Friday Five – National Wear Red Day
To dispel the myths and raise awareness of heart disease & stroke as the number one killer of women, the American Heart Association (@American_Heart) created Go Red For Women, a passionate, emotional, social initiative designed to empower women to take charge of their heart health. This week’s Friday Five highlights the initiative, explains why it’s important, and offers ways for readers to participate and Go Red for Women.
- G: GET YOUR NUMBERS
Ask your doctor to check your blood pressure and cholesterol.
- O: OWN YOUR LIFESTYLE
Stop smoking, lose weight, exercise, and eat healthy.
It’s up to you. No one can do it for you.
- R: REALIZE YOUR RISK
We think it won’t happen to us, but heart disease kills one of three women.
- E: EDUCATE YOUR FAMILY
Make healthy food choices for you and your family.
Teach your kids the importance of staying active.
- D: DON’T BE SILENT
Tell every woman you know that heart disease is our No. 1 killer.
Heart to Heart: Drs. Nanette Wenger and Puja Mehta Discuss Women’s Heart Health
Nanette Wenger, MD, was one of the first women to graduate from Harvard Medical School. That was almost 70 years ago when experts believed heart disease was virtually a non-issue for women. How times have changed. Today, we know that heart disease affects almost half of women in the U.S. and is responsible for about one in every five female deaths. Wenger and colleague Puja Mehta, MD, sit down to discuss.

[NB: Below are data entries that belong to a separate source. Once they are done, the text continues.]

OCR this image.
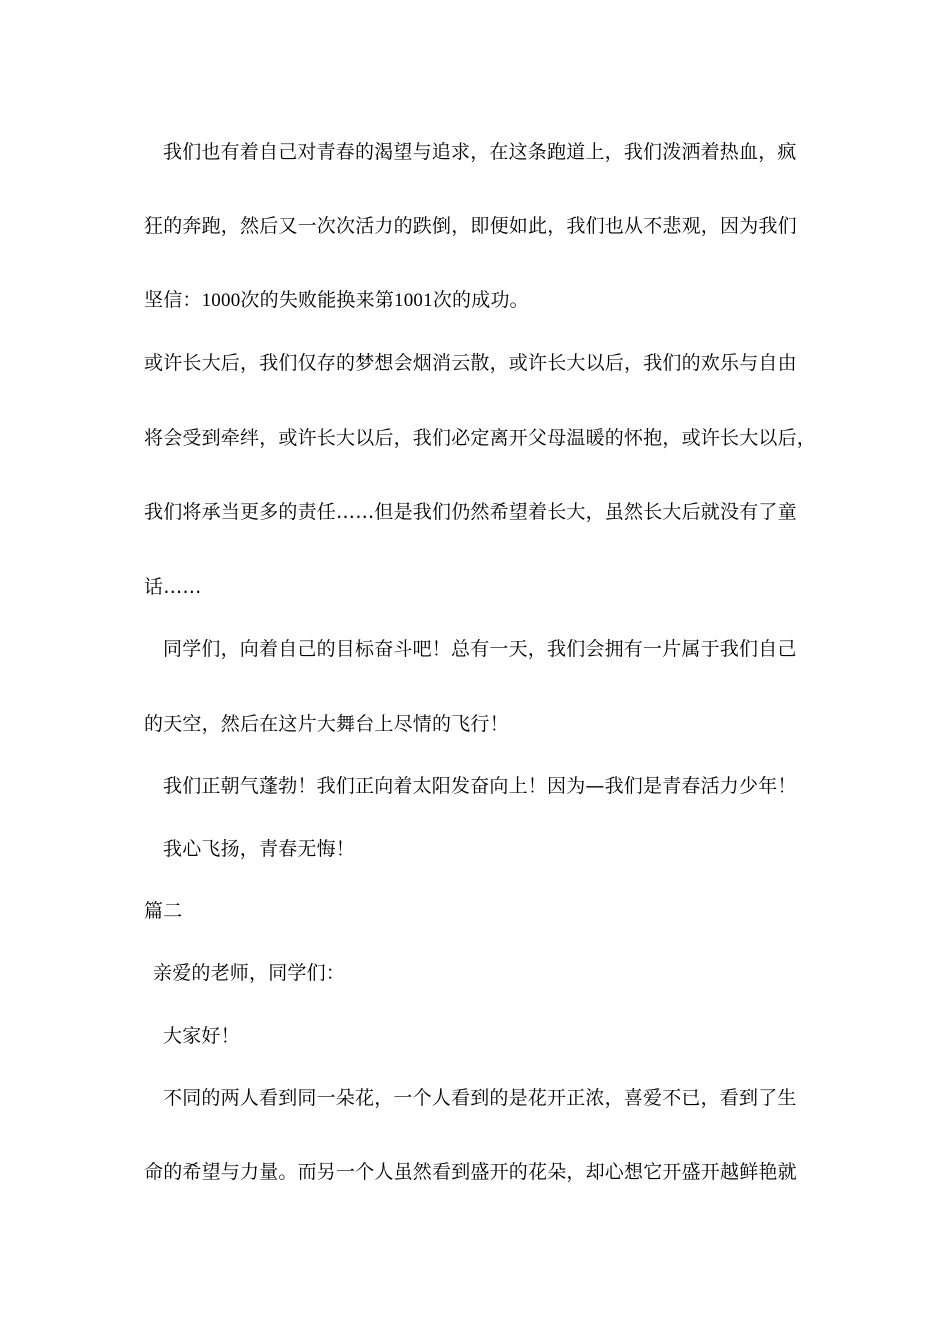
我们也有着自己对青春的渴望与追求，在这条跑道上，我们泼洒着热血，疯
狂的奔跑，然后又一次次活力的跌倒，即便如此，我们也从不悲观，因为我们
坚信：1000次的失败能换来第1001次的成功。
或许长大后，我们仅存的梦想会烟消云散，或许长大以后，我们的欢乐与自由
将会受到牵绊，或许长大以后，我们必定离开父母温暖的怀抱，或许长大以后，
我们将承当更多的责任……但是我们仍然希望着长大，虽然长大后就没有了童
话……
同学们，向着自己的目标奋斗吧！总有一天，我们会拥有一片属于我们自己
的天空，然后在这片大舞台上尽情的飞行！
我们正朝气蓬勃！我们正向着太阳发奋向上！因为—我们是青春活力少年！
我心飞扬，青春无悔！
篇二
亲爱的老师，同学们：
大家好！
不同的两人看到同一朵花，一个人看到的是花开正浓，喜爱不已，看到了生
命的希望与力量。而另一个人虽然看到盛开的花朵，却心想它开盛开越鲜艳就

❤️In recognition of #WearRedDay, we also invite you to listen to a conversation between two Emory cardiologists who have a long tradition of caring for women with cardiovascular disease, Drs. Puja Mehta and Nanette Wenger. 🔊https://t.co/WTrrYj9zu7
— Emory Department of Medicine (@EmoryDeptofMed) February 1, 2024
The 2023 Class of Real Women
The American Heart Association’s Go Red for Women Real Women are national volunteers selected to represent a diverse sisterhood of survivors, who actively, urgently and passionately champion the Go Red for Women movement. Often the surprising faces of cardiovascular disease, the Real Women share their powerful survivor stories to raise awareness of heart disease and stroke in women and inspire others to take charge of their own health and mental well-being.

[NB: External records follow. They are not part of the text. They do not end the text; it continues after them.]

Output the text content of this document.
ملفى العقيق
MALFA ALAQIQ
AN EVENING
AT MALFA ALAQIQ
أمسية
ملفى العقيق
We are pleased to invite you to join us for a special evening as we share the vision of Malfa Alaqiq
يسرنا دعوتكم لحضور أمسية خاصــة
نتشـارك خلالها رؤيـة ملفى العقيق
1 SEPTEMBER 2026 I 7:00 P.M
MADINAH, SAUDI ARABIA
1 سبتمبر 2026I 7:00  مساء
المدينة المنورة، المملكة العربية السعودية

On Thursday, we welcome our newest class of survivors. But first, we have to thank the ’23 class: Ann Ramirez, Brittany Williams, Ceirra Zeager, Dawn Turnage, Dina Pinelli, Jia Wu, Leslie Jordan, Margarita Pineiro, Naomi James, Sharell Weeams, Shemellar Davis and Yael Shvetz. pic.twitter.com/JtgVz4PDl9
— GoRedforWomen (@GoRedForWomen) January 30, 2024
Healthy for Good
Visit the Go Red for Women website and sign up to be a part of the Healthy for Good™ movement. If you sign up with your email you get a free 10 Under 10: Easy Winter Meals (and More!) digital recipe booklet while supplies last! I signed up and can’t wait to make some of the easy, healthy meals in the booklet.
3 ways to drive awareness of women’s greatest health threat for American Heart Month
From news desks to iconic buildings, scores of people and landmarks across the U.S. will once again “go red” on National Wear Red Day, Feb. 2, to raise awareness that cardiovascular disease is the No. 1 killer of women and support the nearly 45% of women over the age of 20 living with some form or heart disease or stroke. Through its Go Red for Women® movement, nationally sponsored by CVS Health, the American Heart Association, which is devoted to a world of healthier lives for all, urges everyone to take action throughout American Heart Month in February to champion better health and well-being for all women in three ways.
2024 Heart Disease and Stroke Statistics
More than half of people in the U.S. (51%) do not know that heart disease is the leading cause of death in the country, according to a recent Harris Poll survey conducted on behalf of the American Heart Association in November 2023. Yet, heart disease has now been the #1 killer for more than a century, according to the 2024 Heart Disease and Stroke Statistics: A Report of U.S. and Global Data From the American Heart Association.